30 January 2011

Net worth update

Sometimes, I think I may have started this blog just to have a place for tracking my net worth progress. In addition to my beloved Excel spreadsheet. I love checking in on my progress! So let's do it again:


Liabilities
Student Loan #1: $10,189.46
Student Loan #2: $5,261.29

Total debt: $15,450.75

Savings
SP E-fund: $800.19 (yes, I moved it, long story for another post)
Ally E-fund leftover: $9.60
SP Roth IRA: $3,000.00
SP Car/Insurance: $350.87
SP Electric Bill: $216.06
SP Healthcare (just started this one): $25.00

Total savings: $4,376.72

Overall net worth: $-11,049.03    

Positive change since last update: $2,405.10

Wow, that doesn't seem possible! It's largely due to my tax refund and my Christmas gifts, but also some hard work and frugal living thrown in for good measure. I am rather proud of myself.

Roth IRA!

Hmmm, I've been hiding again, because I've got more money to report that I didn't earn. I was able to contribute an extra $600 to my Smarty Pig IRA savings account this month, thanks to Christmas presents from family members. I am sooo grateful for the generosity of the people in my life, but I worry about windfalls, as previously discussed. The long slog is the only way out, so I don't want to get too used to these random and rare outside interventions.

I also received my federal and state tax refunds this week, which I've thrown into my Smarty Pig IRA account as well. Thus, I have already managed to hit the magic number of $3,000, the minimum needed to make the initial investment in a Vanguard target retirement mutual fund. I plan to open my Roth IRA this week, and I am super excited.

However, an irrational and unproductive desire to "time the market" has started weaseling itself into my brain. The DJIA dropped on Friday, by over 150 points, and my brain already wonders: "Should I buy first thing Monday morning, before price climbs again?" and conversely "Could the downward trend continue?" UGH! This is stupid thinking, and I cannot predict the future. But the thoughts continue.

I understand that trying to time the market should not factor into retirement savings. And I plan to make $100 automatic contributions to my Roth IRA each month, so as to dollar cost average and take timing out of the equation, but this initial $3000 investment is just screaming to be timed. I can't help myself.

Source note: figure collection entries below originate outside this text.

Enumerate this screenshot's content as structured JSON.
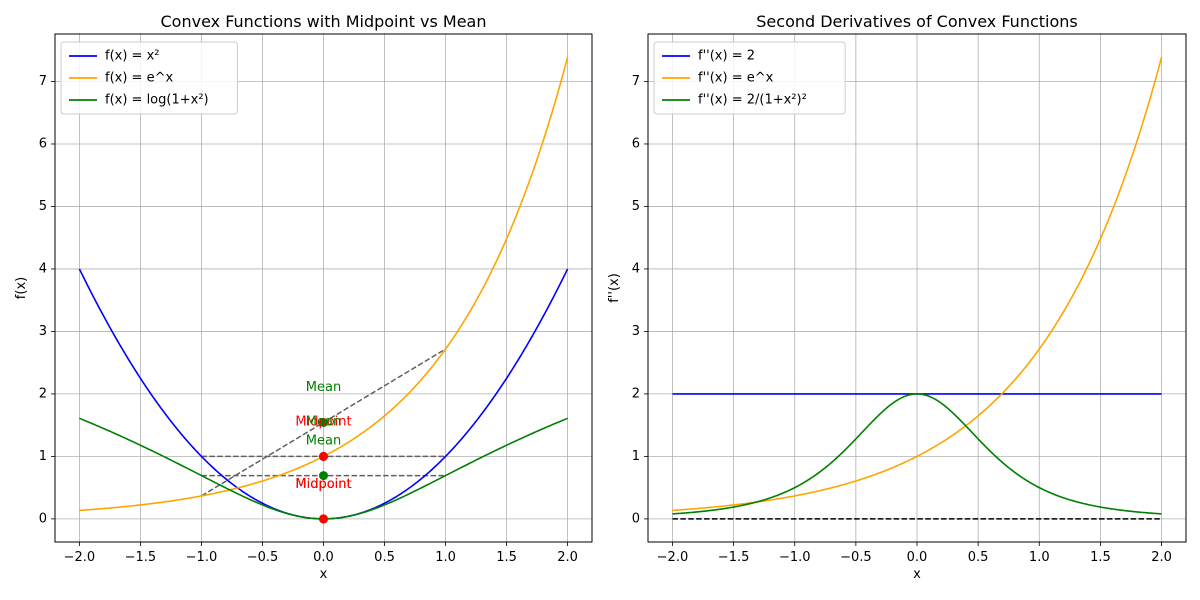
{
  "chart_data": [
    {
      "type": "line",
      "title": "Convex Functions with Midpoint vs Mean",
      "xlabel": "x",
      "ylabel": "f(x)",
      "xlim": [
        -2.2,
        2.2
      ],
      "ylim": [
        -0.37,
        7.76
      ],
      "xticks": [
        -2.0,
        -1.5,
        -1.0,
        -0.5,
        0.0,
        0.5,
        1.0,
        1.5,
        2.0
      ],
      "xtick_labels": [
        "−2.0",
        "−1.5",
        "−1.0",
        "−0.5",
        "0.0",
        "0.5",
        "1.0",
        "1.5",
        "2.0"
      ],
      "yticks": [
        0,
        1,
        2,
        3,
        4,
        5,
        6,
        7
      ],
      "ytick_labels": [
        "0",
        "1",
        "2",
        "3",
        "4",
        "5",
        "6",
        "7"
      ],
      "grid": true,
      "legend_position": "top-left",
      "x_range": [
        -2,
        2
      ],
      "series": [
        {
          "name": "f(x) = x²",
          "func": "x2",
          "color": "#0000ff"
        },
        {
          "name": "f(x) = e^x",
          "func": "exp",
          "color": "#ffa500"
        },
        {
          "name": "f(x) = log(1+x²)",
          "func": "log1px2",
          "color": "#008000"
        }
      ],
      "chords": [
        {
          "x": [
            -1,
            1
          ],
          "y": [
            1,
            1
          ],
          "color": "#606060"
        },
        {
          "x": [
            -1,
            1
          ],
          "y": [
            0.3679,
            2.7183
          ],
          "color": "#606060"
        },
        {
          "x": [
            -1,
            1
          ],
          "y": [
            0.6931,
            0.6931
          ],
          "color": "#606060"
        }
      ],
      "points": [
        {
          "x": 0,
          "y": 0,
          "color": "#ff0000"
        },
        {
          "x": 0,
          "y": 1,
          "color": "#008000"
        },
        {
          "x": 0,
          "y": 1,
          "color": "#ff0000"
        },
        {
          "x": 0,
          "y": 1.543,
          "color": "#008000"
        },
        {
          "x": 0,
          "y": 0,
          "color": "#ff0000"
        },
        {
          "x": 0,
          "y": 0.6931,
          "color": "#008000"
        }
      ],
      "annotations": [
        {
          "text": "Midpoint",
          "x": 0,
          "y": 0.55,
          "color": "#ff0000"
        },
        {
          "text": "Mean",
          "x": 0,
          "y": 1.25,
          "color": "#008000"
        },
        {
          "text": "Midpoint",
          "x": 0,
          "y": 1.55,
          "color": "#ff0000"
        },
        {
          "text": "Mean",
          "x": 0,
          "y": 2.1,
          "color": "#008000"
        },
        {
          "text": "Midpoint",
          "x": 0,
          "y": 0.55,
          "color": "#ff0000"
        },
        {
          "text": "Mean",
          "x": 0,
          "y": 1.55,
          "color": "#008000"
        }
      ]
    },
    {
      "type": "line",
      "title": "Second Derivatives of Convex Functions",
      "xlabel": "x",
      "ylabel": "f''(x)",
      "xlim": [
        -2.2,
        2.2
      ],
      "ylim": [
        -0.37,
        7.76
      ],
      "xticks": [
        -2.0,
        -1.5,
        -1.0,
        -0.5,
        0.0,
        0.5,
        1.0,
        1.5,
        2.0
      ],
      "xtick_labels": [
        "−2.0",
        "−1.5",
        "−1.0",
        "−0.5",
        "0.0",
        "0.5",
        "1.0",
        "1.5",
        "2.0"
      ],
      "yticks": [
        0,
        1,
        2,
        3,
        4,
        5,
        6,
        7
      ],
      "ytick_labels": [
        "0",
        "1",
        "2",
        "3",
        "4",
        "5",
        "6",
        "7"
      ],
      "grid": true,
      "legend_position": "top-left",
      "x_range": [
        -2,
        2
      ],
      "series": [
        {
          "name": "f''(x) = 2",
          "func": "const2",
          "color": "#0000ff"
        },
        {
          "name": "f''(x) = e^x",
          "func": "exp",
          "color": "#ffa500"
        },
        {
          "name": "f''(x) = 2/(1+x²)²",
          "func": "d2log",
          "color": "#008000"
        }
      ],
      "hlines": [
        {
          "y": 0,
          "color": "#000000"
        }
      ]
    }
  ]
}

Regardless, I'm going to bite the bullet and invest this week. This is my first ever investment, and I am really pleased about it. Some financial experts and personal finance bloggers would disagree with my decision to start investing before getting my emergency fund up to 3-6 months of living expenses, but the earlier we start our retirement accounts, the more benefit we see from compounding interest and a long history of contributions. I am 30.5, and I wish I'd been fiscally aware years ago, but I wasn't. I can't undo the past, but I would like to make up for lost time. Thus, I just don't want to wait any longer to start my Roth IRA. I am quite content with this decision, but as they say, this is why personal finance is personal.